As part of my AREC keynote presentation, my team and I spent some time interviewing top agents to hear what they do to help build their businesses. Of all the agents I interviewed, some of the standout and similar tactics used by agents included: being disciplined, maintaining focus, not being scared by events beyond their control, optimistic around property market conditions and sense of being well in control of their businesses. I found these answers surprising, and encouraging.

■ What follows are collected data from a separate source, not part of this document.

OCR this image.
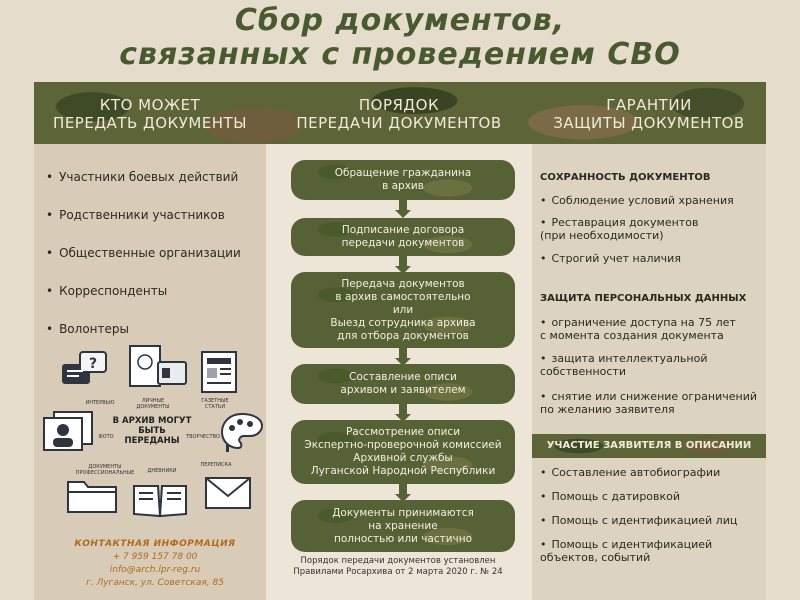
Сбор документов,
связанных с проведением СВО
КТО МОЖЕТ
ПЕРЕДАТЬ ДОКУМЕНТЫ
ПОРЯДОК
ПЕРЕДАЧИ ДОКУМЕНТОВ
ГАРАНТИИ
ЗАЩИТЫ ДОКУМЕНТОВ
• Участники боевых действий
• Родственники участников
• Общественные организации
• Корреспонденты
• Волонтеры
?
ИНТЕРВЬЮ	ЛИЧНЫЕ ДОКУМЕНТЫ
ГАЗЕТНЫЕ СТАТЬИ
ФОТО
В АРХИВ МОГУТ БЫТЬ ПЕРЕДАНЫ	ТВОРЧЕСТВО
ДОКУМЕНТЫ ПРОФЕССИОНАЛЬНЫЕ	ДНЕВНИКИ
ПЕРЕПИСКА
КОНТАКТНАЯ ИНФОРМАЦИЯ
+ 7 959 157 78 00
info@arch.lpr-reg.ru
г. Луганск, ул. Советская, 85
Обращение гражданина
в архив
Подписание договора
передачи документов
Передача документов
в архив самостоятельно
или
Выезд сотрудника архива
для отбора документов
Составление описи
архивом и заявителем
Рассмотрение описи
Экспертно-проверочной комиссией
Архивной службы
Луганской Народной Республики
Документы принимаются
на хранение
полностью или частично
Порядок передачи документов установлен Правилами Росархива от 2 марта 2020 г. № 24
СОХРАННОСТЬ ДОКУМЕНТОВ
• Соблюдение условий хранения
• Реставрация документов
(при необходимости)
• Строгий учет наличия
ЗАЩИТА ПЕРСОНАЛЬНЫХ ДАННЫХ
• ограничение доступа на 75 лет
с момента создания документа
• защита интеллектуальной
собственности
• снятие или снижение ограничений
по желанию заявителя
УЧАСТИЕ ЗАЯВИТЕЛЯ В ОПИСАНИИ
• Составление автобиографии
• Помощь с датировкой
• Помощь с идентификацией лиц
• Помощь с идентификацией
объектов, событий
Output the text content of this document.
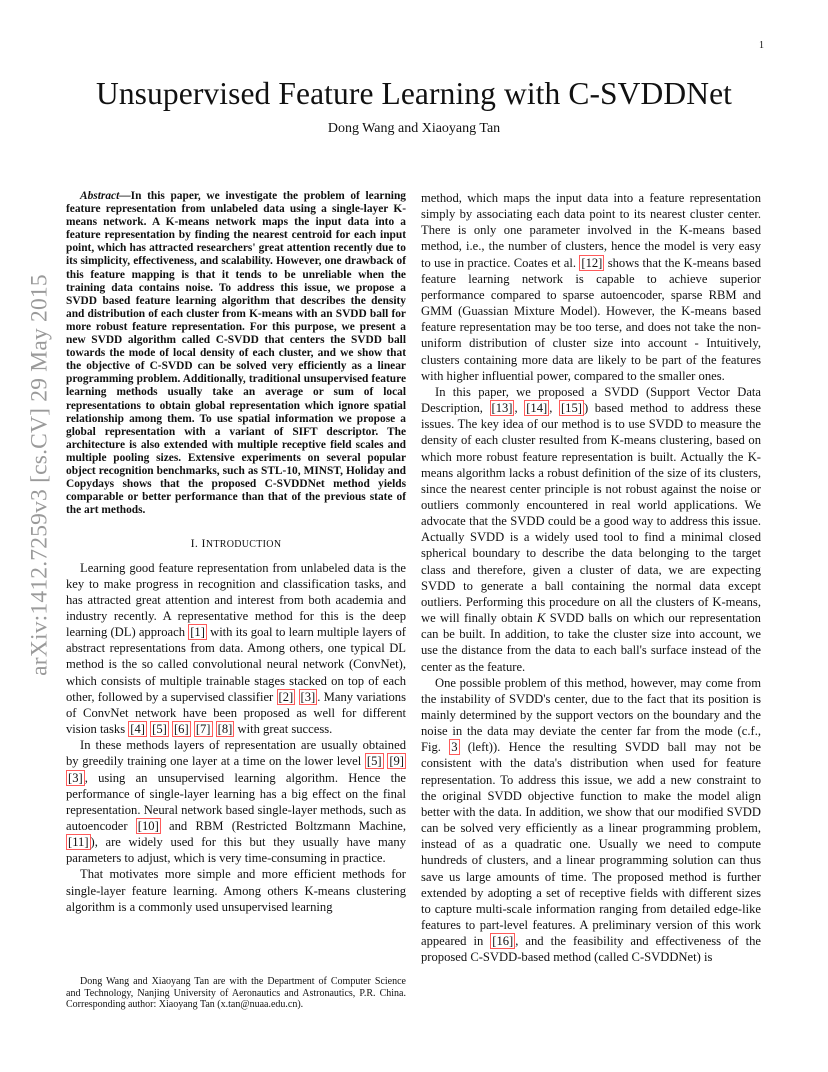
1
arXiv:1412.7259v3 [cs.CV] 29 May 2015
Unsupervised Feature Learning with C-SVDDNet
Dong Wang and Xiaoyang Tan

Abstract—In this paper, we investigate the problem of learning feature representation from unlabeled data using a single-layer K-means network. A K-means network maps the input data into a feature representation by finding the nearest centroid for each input point, which has attracted researchers' great attention recently due to its simplicity, effectiveness, and scalability. However, one drawback of this feature mapping is that it tends to be unreliable when the training data contains noise. To address this issue, we propose a SVDD based feature learning algorithm that describes the density and distribution of each cluster from K-means with an SVDD ball for more robust feature representation. For this purpose, we present a new SVDD algorithm called C-SVDD that centers the SVDD ball towards the mode of local density of each cluster, and we show that the objective of C-SVDD can be solved very efficiently as a linear programming problem. Additionally, traditional unsupervised feature learning methods usually take an average or sum of local representations to obtain global representation which ignore spatial relationship among them. To use spatial information we propose a global representation with a variant of SIFT descriptor. The architecture is also extended with multiple receptive field scales and multiple pooling sizes. Extensive experiments on several popular object recognition benchmarks, such as STL-10, MINST, Holiday and Copydays shows that the proposed C-SVDDNet method yields comparable or better performance than that of the previous state of the art methods.

I. INTRODUCTION

Learning good feature representation from unlabeled data is the key to make progress in recognition and classification tasks, and has attracted great attention and interest from both academia and industry recently. A representative method for this is the deep learning (DL) approach [1] with its goal to learn multiple layers of abstract representations from data. Among others, one typical DL method is the so called convolutional neural network (ConvNet), which consists of multiple trainable stages stacked on top of each other, followed by a supervised classifier [2] [3] . Many variations of ConvNet network have been proposed as well for different vision tasks [4] [5] [6] [7] [8] with great success.

In these methods layers of representation are usually obtained by greedily training one layer at a time on the lower level [5] [9] [3] , using an unsupervised learning algorithm. Hence the performance of single-layer learning has a big effect on the final representation. Neural network based single-layer methods, such as autoencoder [10] and RBM (Restricted Boltzmann Machine, [11] ), are widely used for this but they usually have many parameters to adjust, which is very time-consuming in practice.

That motivates more simple and more efficient methods for single-layer feature learning. Among others K-means clustering algorithm is a commonly used unsupervised learning

Dong Wang and Xiaoyang Tan are with the Department of Computer Science and Technology, Nanjing University of Aeronautics and Astronautics, P.R. China. Corresponding author: Xiaoyang Tan (x.tan@nuaa.edu.cn).

method, which maps the input data into a feature representation simply by associating each data point to its nearest cluster center. There is only one parameter involved in the K-means based method, i.e., the number of clusters, hence the model is very easy to use in practice. Coates et al. [12] shows that the K-means based feature learning network is capable to achieve superior performance compared to sparse autoencoder, sparse RBM and GMM (Guassian Mixture Model). However, the K-means based feature representation may be too terse, and does not take the non-uniform distribution of cluster size into account - Intuitively, clusters containing more data are likely to be part of the features with higher influential power, compared to the smaller ones.

In this paper, we proposed a SVDD (Support Vector Data Description, [13] , [14] , [15] ) based method to address these issues. The key idea of our method is to use SVDD to measure the density of each cluster resulted from K-means clustering, based on which more robust feature representation is built. Actually the K-means algorithm lacks a robust definition of the size of its clusters, since the nearest center principle is not robust against the noise or outliers commonly encountered in real world applications. We advocate that the SVDD could be a good way to address this issue. Actually SVDD is a widely used tool to find a minimal closed spherical boundary to describe the data belonging to the target class and therefore, given a cluster of data, we are expecting SVDD to generate a ball containing the normal data except outliers. Performing this procedure on all the clusters of K-means, we will finally obtain K SVDD balls on which our representation can be built. In addition, to take the cluster size into account, we use the distance from the data to each ball's surface instead of the center as the feature.

One possible problem of this method, however, may come from the instability of SVDD's center, due to the fact that its position is mainly determined by the support vectors on the boundary and the noise in the data may deviate the center far from the mode (c.f., Fig. 3 (left)). Hence the resulting SVDD ball may not be consistent with the data's distribution when used for feature representation. To address this issue, we add a new constraint to the original SVDD objective function to make the model align better with the data. In addition, we show that our modified SVDD can be solved very efficiently as a linear programming problem, instead of as a quadratic one. Usually we need to compute hundreds of clusters, and a linear programming solution can thus save us large amounts of time. The proposed method is further extended by adopting a set of receptive fields with different sizes to capture multi-scale information ranging from detailed edge-like features to part-level features. A preliminary version of this work appeared in [16] , and the feasibility and effectiveness of the proposed C-SVDD-based method (called C-SVDDNet) is
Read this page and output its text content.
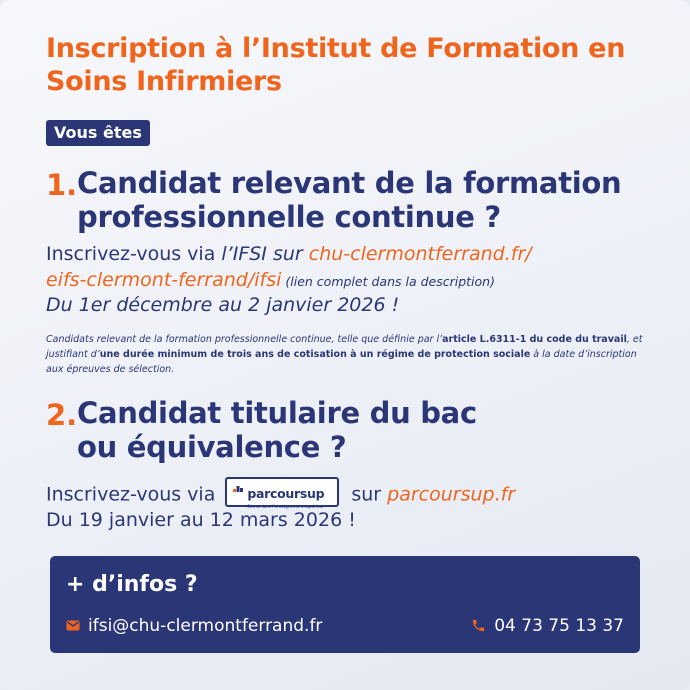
Inscription à l’Institut de Formation en Soins Infirmiers
Vous êtes
1. Candidat relevant de la formation
professionnelle continue ?
Inscrivez-vous via l’IFSI sur chu-clermontferrand.fr/
eifs-clermont-ferrand/ifsi (lien complet dans la description)
Du 1er décembre au 2 janvier 2026 !
Candidats relevant de la formation professionnelle continue, telle que définie par l’article L.6311-1 du code du travail, et justifiant d’une durée minimum de trois ans de cotisation à un régime de protection sociale à la date d’inscription aux épreuves de sélection.
2. Candidat titulaire du bac
ou équivalence ?
Inscrivez-vous via	parcoursup
Entrez dans l’enseignement supérieur
sur parcoursup.fr
Du 19 janvier au 12 mars 2026 !
+ d’infos ?
ifsi@chu-clermontferrand.fr	04 73 75 13 37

While each agent took a slightly different approach to business growth, overall all shared key commonalities:
• Every agent knew their market inside out through both dedicated research and being locally involved;
• All the top agents knew what was selling, where it was selling, how long it had been on the market and who was selling it;
• They had a clear idea of what they did in their market and what their speciality was; whether it was acreage properties, inner city units or off the plan sales each agent, they knew exactly what was happening in their area. Some of them created their own territories to farm that were not a single suburb but rather a geography such as ‘units on the river side of the railway line’ to differentiate themselves;
• Each agent used data to generate trust – the data that is difficult to find is very popular for building trust - such as how long it took to sell particular properties;
• All agents recognised that buyers and sellers are well informed and at the very least, knew sales prices in the area;
• Agents recognised that they held much better data knowledge on the more subtle aspects of the market, such as the time it will take to sell at the optimum price point and the types of media that work and don’t. They also used insights into their previous sales such as the quality of each sale to help inform. Sharing these deeper insights with motivated sellers helped establish that trust boundary;
• Agents were honest about price points and the trade-offs required;
• All agents were comfortable in having the hard conversation of how much marketing to spend and getting the vendor to pay for it.
• They knew that the price achieved was a factor of how motivated a vendor was to sell, and that getting a vendor committed could be achieved through getting the vendor to pay up front for advertising.
• All agents had good connections to the real estate value chain; the top agents all understood they were part of the service a buyer or seller needed to sell or buy a property. They held good connections to mortgage brokers, conveyancers, building and pest inspectors, pool inspectors, garden maintenance providers and other services and used those connections to make their buyers and sellers lives easier;
• They farmed their markets; knowing the market was one thing but the best agents were actively ‘fishing where the fish are biting’ by pinpointing likely next listings and giving extra attention to them. By using tools such as the RP Professional Prospector Propensity to List, or retargeting withdrawn listings and listings that other agents have had on the market for over 60 days allowed them to ensure they never missed a listing.
One of the great parts of my job is meeting top agents and getting to know how they operate. Without fail I have found million dollar agents to be great people and to be contributors to their community and to their profession.